The $6 billion CRN Solution Provider 500 global systems integrator, which is looking to double its revenue over the next five years, is doing what every solution provider on the planet should be doing: making big investments to build out its own branded cloud services anchored by its own multivendor systems integration portfolio.

So how fast is the Cisco enterprise partner moving to provide monthly subscription-based offerings within its traditional systems integration legacy business? The South African company on May 7 unveiled a tiered storage services that compares favorably to Amazon Web Services and then, just three days later, acquired managed security services provider Earthwave.

[Related: Dimension Data Joins Amazon, Rackspace With Three-Tiered Cloud Storage]

Both moves are game-changers for the company, which is adding 3,000 new employees a year as it moves to deliver a next-generation consulting/IT outsourcing/managed services portfolio. Think of Dimension Data as the ultimate business solution provider delivering a blend of off -premise, on-premise infrastructure and applications aimed at providing customers maximum performance and competitive advantage.

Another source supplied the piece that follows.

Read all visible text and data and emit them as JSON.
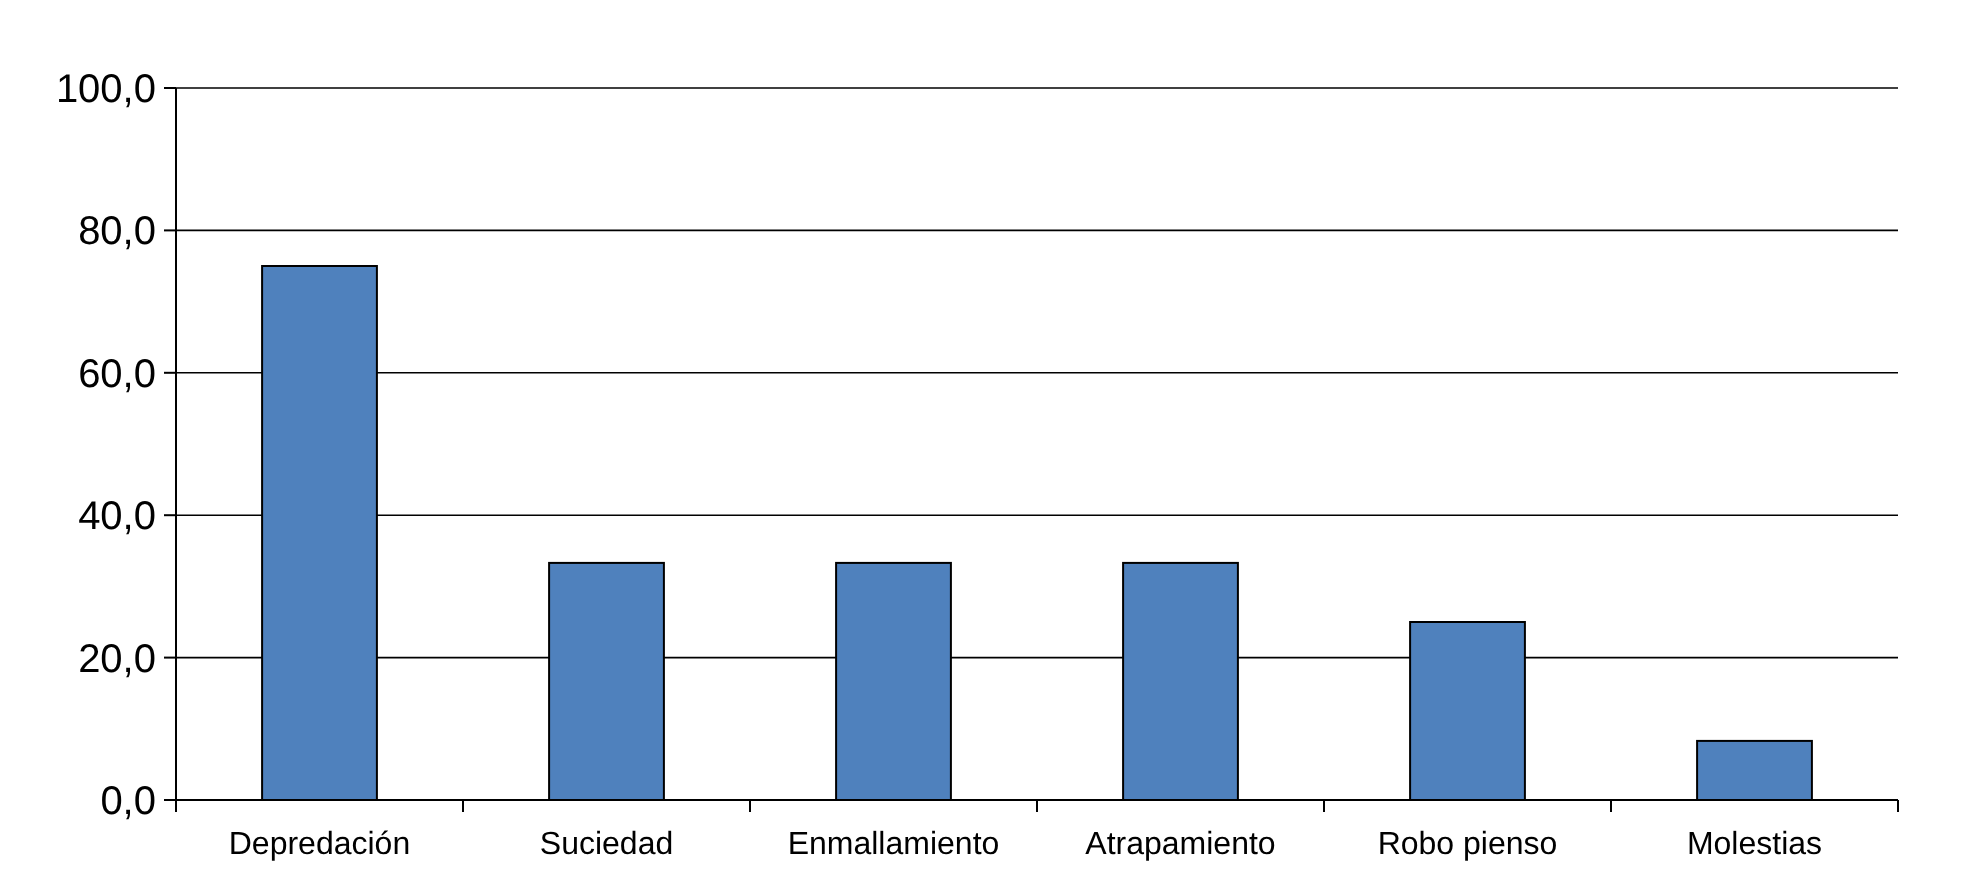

One big advantage as Dimension Data expands its cloud computing services footprint is the financial muscle of its parent company, Japanese telecommunications giant NTT. To its credit, NTT realized that the company's services culture was what set it apart and has built up, not torn down that culture. NTT has, in fact, provided financial firepower to dramatically increase Dimension Data's services footprint.

Amazon Web Services fancies itself as the "buy-infrastructure-on-your-credit-card" company for the "do-it-yourself" generation. Dimension Data, on the other hand, can provide self-provisioning, but it's a "get-it-done-for-the-customer" company.

The technology products, solutions and services have changed, but Dimension Data's people are what sets the company apart. Case in point: When Hurricane Sandy struck New York last October, Dimension Data was called in to restore voice service for a government agency. Dimension Data rushed into action, providing a critical "link up" that restored service in just two hours. It also was Dimension Data that kept the call centers for the New York Housing Authority up and running with additional capacity when Hurricane Sandy began racing up the coast. The team on that engagement worked 36 hours straight to get the job done.

"You have to have people that are prepared to go the extra mile," said Dimension Data CEO Brett Dawson. "It's not about just technology. It's about people."

It's about people. That's something that Amazon Web Services just does not get as it moves to grow beyond its infrastructure-for-startups heritage. That makes Dimension Data its worst nightmare come true.